The sacrifices in Leviticus remind us of God’s great plan for us. As I already mentioned in the introduction, it is very important to note the place of Leviticus in
the history of redemption. In the history of Israel, the law does not come before, but after redemption. The law begins in Ex.20 with the 10 commandments and goes on throughout Leviticus. It is not given to the Israelites so that they may be saved. It is rather a gift from God to guide them in their lives.

Obedience stems from grace, it cannot buy grace. Unless we understand that we will become moralists, « Do this and don’t do that, and you will please God ». We will only please Him with faith in the sacrifice of the Lamb of God who takes away the sin of the world.

On the other hand, God’s plan did not end with the Red Sea crossing. God wants to have fellowship with his redeemed people and he wants to make them like himself and lead them « to the abode of his holiness »: « You will bring them in and plant them on your own mountain, the place, O LORD, which you have made for your abode, the sanctuary, O Lord, which your hands
have established » as the Song of Moses I’ve just read says.

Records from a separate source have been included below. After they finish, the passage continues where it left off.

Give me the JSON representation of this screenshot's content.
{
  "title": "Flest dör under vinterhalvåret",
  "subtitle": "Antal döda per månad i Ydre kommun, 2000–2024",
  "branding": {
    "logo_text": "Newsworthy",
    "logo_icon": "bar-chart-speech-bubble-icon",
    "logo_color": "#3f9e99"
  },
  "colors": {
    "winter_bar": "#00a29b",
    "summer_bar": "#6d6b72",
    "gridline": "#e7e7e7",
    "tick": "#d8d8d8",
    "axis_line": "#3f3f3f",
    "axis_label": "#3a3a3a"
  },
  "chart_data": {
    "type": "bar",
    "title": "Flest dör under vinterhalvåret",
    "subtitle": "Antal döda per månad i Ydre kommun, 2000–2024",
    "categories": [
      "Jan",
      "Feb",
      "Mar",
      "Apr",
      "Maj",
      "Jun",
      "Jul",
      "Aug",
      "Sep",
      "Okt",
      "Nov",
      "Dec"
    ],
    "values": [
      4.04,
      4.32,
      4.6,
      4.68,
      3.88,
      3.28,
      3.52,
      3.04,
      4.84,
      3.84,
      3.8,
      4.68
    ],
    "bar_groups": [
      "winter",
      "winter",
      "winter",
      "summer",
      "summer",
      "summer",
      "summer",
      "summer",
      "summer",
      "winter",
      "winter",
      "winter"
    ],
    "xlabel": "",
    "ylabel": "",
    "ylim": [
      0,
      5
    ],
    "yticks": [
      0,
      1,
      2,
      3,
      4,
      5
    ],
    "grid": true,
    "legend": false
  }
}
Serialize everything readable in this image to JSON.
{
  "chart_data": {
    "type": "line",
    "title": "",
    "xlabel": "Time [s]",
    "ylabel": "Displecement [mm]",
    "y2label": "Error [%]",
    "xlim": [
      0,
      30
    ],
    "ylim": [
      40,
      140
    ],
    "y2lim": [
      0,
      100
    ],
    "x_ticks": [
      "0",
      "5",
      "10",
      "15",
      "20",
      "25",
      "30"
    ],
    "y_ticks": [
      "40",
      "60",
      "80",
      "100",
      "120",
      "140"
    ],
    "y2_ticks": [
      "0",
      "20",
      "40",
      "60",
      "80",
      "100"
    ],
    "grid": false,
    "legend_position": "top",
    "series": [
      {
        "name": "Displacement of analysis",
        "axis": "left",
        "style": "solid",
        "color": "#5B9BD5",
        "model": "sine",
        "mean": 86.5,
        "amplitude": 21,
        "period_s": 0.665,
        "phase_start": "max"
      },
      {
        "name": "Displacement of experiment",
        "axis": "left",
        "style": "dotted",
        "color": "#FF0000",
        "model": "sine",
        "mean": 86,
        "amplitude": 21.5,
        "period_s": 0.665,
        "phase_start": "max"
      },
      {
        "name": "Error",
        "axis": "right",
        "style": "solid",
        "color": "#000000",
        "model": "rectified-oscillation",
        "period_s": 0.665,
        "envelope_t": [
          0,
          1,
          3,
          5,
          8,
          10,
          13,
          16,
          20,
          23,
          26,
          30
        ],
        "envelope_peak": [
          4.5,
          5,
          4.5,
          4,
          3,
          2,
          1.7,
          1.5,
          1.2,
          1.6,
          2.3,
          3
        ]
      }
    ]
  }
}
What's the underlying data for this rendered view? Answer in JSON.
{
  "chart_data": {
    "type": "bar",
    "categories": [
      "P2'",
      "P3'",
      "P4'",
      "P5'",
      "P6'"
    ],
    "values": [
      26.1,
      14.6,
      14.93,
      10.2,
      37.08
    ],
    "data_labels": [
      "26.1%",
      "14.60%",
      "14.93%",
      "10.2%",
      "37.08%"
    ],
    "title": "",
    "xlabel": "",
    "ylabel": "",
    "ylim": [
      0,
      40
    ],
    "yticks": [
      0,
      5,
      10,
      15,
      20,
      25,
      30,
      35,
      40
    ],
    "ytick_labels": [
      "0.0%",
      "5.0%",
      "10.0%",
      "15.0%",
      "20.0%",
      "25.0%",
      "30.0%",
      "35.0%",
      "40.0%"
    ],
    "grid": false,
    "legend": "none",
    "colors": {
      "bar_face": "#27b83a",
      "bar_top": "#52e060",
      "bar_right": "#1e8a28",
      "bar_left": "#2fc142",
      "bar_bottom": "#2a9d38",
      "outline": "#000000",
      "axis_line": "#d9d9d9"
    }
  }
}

The purpose of the book is to guide the Israelites to respond to the great deliverance that they have experienced. Because they have been redeemed, they should now live a life of obedience to their King, so that they reflect his character and pour out his blessings in the world.

Jesus does not just save us from hell, from eternal condemnation, he also calls us to a new life with him. He calls us to respond to his redemptive grace in all aspects of our lives; he calls us to be this kingdom of priests, this holy nation, to look like him. Lev.11:45: « For I am the LORD who
brought you up out of the land of Egypt to be your God. You shall therefore be holy, for I am holy. »

This plan is accomplished through the work of redemption at the cross, and our walk with God, always based on the work of Christ that is effective to keep us in communion with him (1John 1:6-
7: « If we say we have fellowship with him while we walk in darkness, we lie and do not practice the truth. But if we walk in the light, as he is in the light, we have fellowship with one another, and the blood of Jesus his Son cleanses us from all sin.”). All 5 offerings in Leviticus point to the
cross of Christ. Their purpose is to keep us in a relationship with God by faith. They remind us that Christ’s sacrifice delivers us from hell and enables us to live a life that reflects the character of Christ, in communion with God.

God’s love for us through Jesus is so great that the only appropriate response is grateful and loving obedience to him, like that of Christ.

All these offerings/sacrifices marked the daily life of the Israelites. They took time, they cost something, and the people had to be personally involved. They could not send someone to make an offering for them, whether it be gratitude or atonement. How do we show our gratitude to God for his grace towards us, for the gift of his Son, for his blessings towards us? (Heb.13:15-16: « Through him then let us continually offer up a sacrifice of praise to God, that is, the fruit of lips that acknowledge his name. Do not neglect to do good and to share what you have, for such sacrifices are pleasing to God. ») These are the acts of love.